Rushdie sieht Freiheit von links und rechts unter Druck - Rede zum Friedenspreis
In seiner Rede zur Entgegennahme des Friedenspreises des Deutschen Buchhandels hat der britisch-indische Schriftsteller Salman Rushdie zur Verteidigung der Meinungsfreiheit aufgerufen. "Von links wie von rechts gerät die Freiheit unter Duck", sagte der Schriftsteller am Sonntag in der Frankfurter Paulskirche. Insbesondere die Meinungsfreiheit werde "auf allen Seiten von reaktionären, autoritären, populistischen, demagogischen halbgebildeten, narzisstischen und achtlosen Stimmen angegriffen".
"Wir leben in einer Zeit, von der ich nicht geglaubt hätte, sie erleben zu müssen", sagte Rushdie weiter. Es sei eine Zeit, "in der Bildungseinrichtungen und Bibliotheken Zensur und Feindseligkeit ausgesetzt seien", und eine Zeit, "in der extremistische Religionen und bigotte Ideologien beginnen, in Lebensbereiche vorzudringen, in denen sie nichts zu suchen haben".
Inzwischen gebe es sogar im progressiven Spektrum Stimmen, die sich für eine Art gut gemeinter Zensur aussprechen, kritisierte Rushdie - "eine Zensur, die sich den Anschein der Tugendhaftigkeit gibt und die viele vor allem junge Menschen für eine Tugend halten".
Rushdie forderte hingegen, die Meinungsfreiheit "erbittert" zu verteidigen - "auch dann, wenn sie uns beleidigt". Statt mit Zensur zu reagieren, "sollten wir schlechte Rede mit besserer Rede kontern, falschen Narrativen bessere entgegensetzen, auf Hass mit Liebe antworten und nicht die Hoffnung aufgeben, dass sich die Wahrheit selbst in einer Zeit der Lügen durchsetzen kann".

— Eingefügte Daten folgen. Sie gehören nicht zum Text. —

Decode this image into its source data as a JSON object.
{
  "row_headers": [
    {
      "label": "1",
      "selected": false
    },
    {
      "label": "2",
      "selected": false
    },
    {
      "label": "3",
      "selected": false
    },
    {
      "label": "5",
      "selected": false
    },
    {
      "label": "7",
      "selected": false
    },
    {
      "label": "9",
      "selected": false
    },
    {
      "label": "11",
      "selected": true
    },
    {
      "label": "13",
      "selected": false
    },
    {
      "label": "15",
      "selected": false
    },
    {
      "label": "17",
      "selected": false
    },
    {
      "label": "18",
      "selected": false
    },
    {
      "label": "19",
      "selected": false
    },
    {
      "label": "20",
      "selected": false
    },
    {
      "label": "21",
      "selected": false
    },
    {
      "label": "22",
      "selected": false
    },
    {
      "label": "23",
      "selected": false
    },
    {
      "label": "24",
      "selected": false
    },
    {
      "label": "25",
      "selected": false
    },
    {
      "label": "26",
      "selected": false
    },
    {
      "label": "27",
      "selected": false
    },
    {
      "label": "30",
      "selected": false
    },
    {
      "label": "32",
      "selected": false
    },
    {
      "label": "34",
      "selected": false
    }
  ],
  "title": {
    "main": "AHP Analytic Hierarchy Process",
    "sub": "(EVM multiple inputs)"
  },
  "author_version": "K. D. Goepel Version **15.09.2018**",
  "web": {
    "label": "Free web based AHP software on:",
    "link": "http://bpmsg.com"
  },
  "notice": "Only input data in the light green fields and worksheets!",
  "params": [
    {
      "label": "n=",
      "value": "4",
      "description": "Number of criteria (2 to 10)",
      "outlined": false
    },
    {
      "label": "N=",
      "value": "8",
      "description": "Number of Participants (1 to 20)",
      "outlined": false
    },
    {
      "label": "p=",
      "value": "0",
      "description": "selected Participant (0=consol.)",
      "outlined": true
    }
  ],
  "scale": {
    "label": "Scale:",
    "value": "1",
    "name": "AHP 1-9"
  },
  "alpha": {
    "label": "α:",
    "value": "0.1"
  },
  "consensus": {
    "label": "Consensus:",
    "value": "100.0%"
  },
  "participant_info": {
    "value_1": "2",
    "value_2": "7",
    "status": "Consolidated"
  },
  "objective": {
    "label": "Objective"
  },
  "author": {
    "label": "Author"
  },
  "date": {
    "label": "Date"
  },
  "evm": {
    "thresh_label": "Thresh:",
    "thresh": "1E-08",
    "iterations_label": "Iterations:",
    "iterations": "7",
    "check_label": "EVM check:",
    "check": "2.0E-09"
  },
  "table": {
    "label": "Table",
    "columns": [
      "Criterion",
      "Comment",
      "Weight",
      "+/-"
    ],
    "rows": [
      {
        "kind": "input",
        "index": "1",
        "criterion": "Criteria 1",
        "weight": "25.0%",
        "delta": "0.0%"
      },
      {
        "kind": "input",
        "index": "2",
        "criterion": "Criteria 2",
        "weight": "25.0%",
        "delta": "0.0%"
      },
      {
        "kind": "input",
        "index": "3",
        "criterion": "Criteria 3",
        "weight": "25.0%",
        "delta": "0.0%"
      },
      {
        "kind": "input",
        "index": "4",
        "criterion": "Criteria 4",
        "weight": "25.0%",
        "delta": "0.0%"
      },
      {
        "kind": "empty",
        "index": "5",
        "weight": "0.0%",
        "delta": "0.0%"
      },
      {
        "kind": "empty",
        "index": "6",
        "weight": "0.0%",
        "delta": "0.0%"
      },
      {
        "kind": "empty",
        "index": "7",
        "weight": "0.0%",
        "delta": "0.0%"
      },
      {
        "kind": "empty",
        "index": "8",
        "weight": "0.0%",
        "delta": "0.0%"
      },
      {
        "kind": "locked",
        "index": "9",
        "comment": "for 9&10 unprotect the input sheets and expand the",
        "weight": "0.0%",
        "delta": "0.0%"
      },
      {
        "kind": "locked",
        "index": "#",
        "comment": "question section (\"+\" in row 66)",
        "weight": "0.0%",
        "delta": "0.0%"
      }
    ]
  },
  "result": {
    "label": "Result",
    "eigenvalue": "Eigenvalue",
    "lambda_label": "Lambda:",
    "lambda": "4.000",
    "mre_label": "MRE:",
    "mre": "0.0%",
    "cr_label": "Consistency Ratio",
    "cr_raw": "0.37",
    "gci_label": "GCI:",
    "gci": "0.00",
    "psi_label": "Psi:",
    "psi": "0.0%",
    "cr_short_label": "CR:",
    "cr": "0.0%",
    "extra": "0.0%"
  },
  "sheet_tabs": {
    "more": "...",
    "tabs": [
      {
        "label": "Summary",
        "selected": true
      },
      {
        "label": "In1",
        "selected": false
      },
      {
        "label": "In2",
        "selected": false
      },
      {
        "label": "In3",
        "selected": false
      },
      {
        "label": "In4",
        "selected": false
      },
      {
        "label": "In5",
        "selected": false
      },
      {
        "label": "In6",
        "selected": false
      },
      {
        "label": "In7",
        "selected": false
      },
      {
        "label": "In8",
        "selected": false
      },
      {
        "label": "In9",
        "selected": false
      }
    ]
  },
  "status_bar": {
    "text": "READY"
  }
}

In seiner Dankesrede beschrieb Rushdie die Sehnsucht nach Frieden, der aber schwer zu schaffen und schwer zu finden sei. Mit Blick auf die Ukraine sagte Rushdie, dort tobe "ein der Tyrannei eines einzelnen Mannes und seiner Gier nach Macht und Eroberung geschuldeter Krieg - ein trauriges Narrativ, dem deutschen Publikum nicht unbekannt".
Auch auf den Nahost-Konflikt kam Rushdie zu sprechen. "Frieden will mir im Augenblick wie ein dem Rauch der Opiumpfeife entsprungenes Hirngespinst vorkommen."
Rushdie rief in seiner Rede dazu auf, nicht aufzuhören, sich für den Frieden einzusetzen und betonte, dass der Friede, "so mühselig er auch zu finden ist, so unmöglich es scheinen mag, zu unseren großen Werten zählt, die es leidenschaftlich zu verfolgen gilt".
Der 76-Jährige Rushdie wurde laut Würdigung des Stiftungsrats des Friedenspreises "für seine Unbeugsamkeit, seine Lebensbejahung und dafür, dass er mit seiner Erzählfreude die Welt bereichert" geehrt. Trotz eines Lebens in ständiger Gefahr sei Rushdie "einer der leidenschaftlichsten Verfechter der Freiheit des Denkens und der Sprache" - und zwar auch von jenen Menschen, deren Ansichten er nicht teile.
Rushdie wurde seit der Veröffentlichung seines Romans "Die satanischen Verse" 1988 immer wieder bedroht. Eine Messerattacke im August 2022 in den USA überlebte er nur knapp. Seitdem ist er auf einem Auge blind. Der mit 25.000 Euro dotierte Friedenspreis wird seit 1950 vergeben. 2022 erhielt ihn der ukrainische Schriftsteller, Dichter und Musiker Serhij Schadan.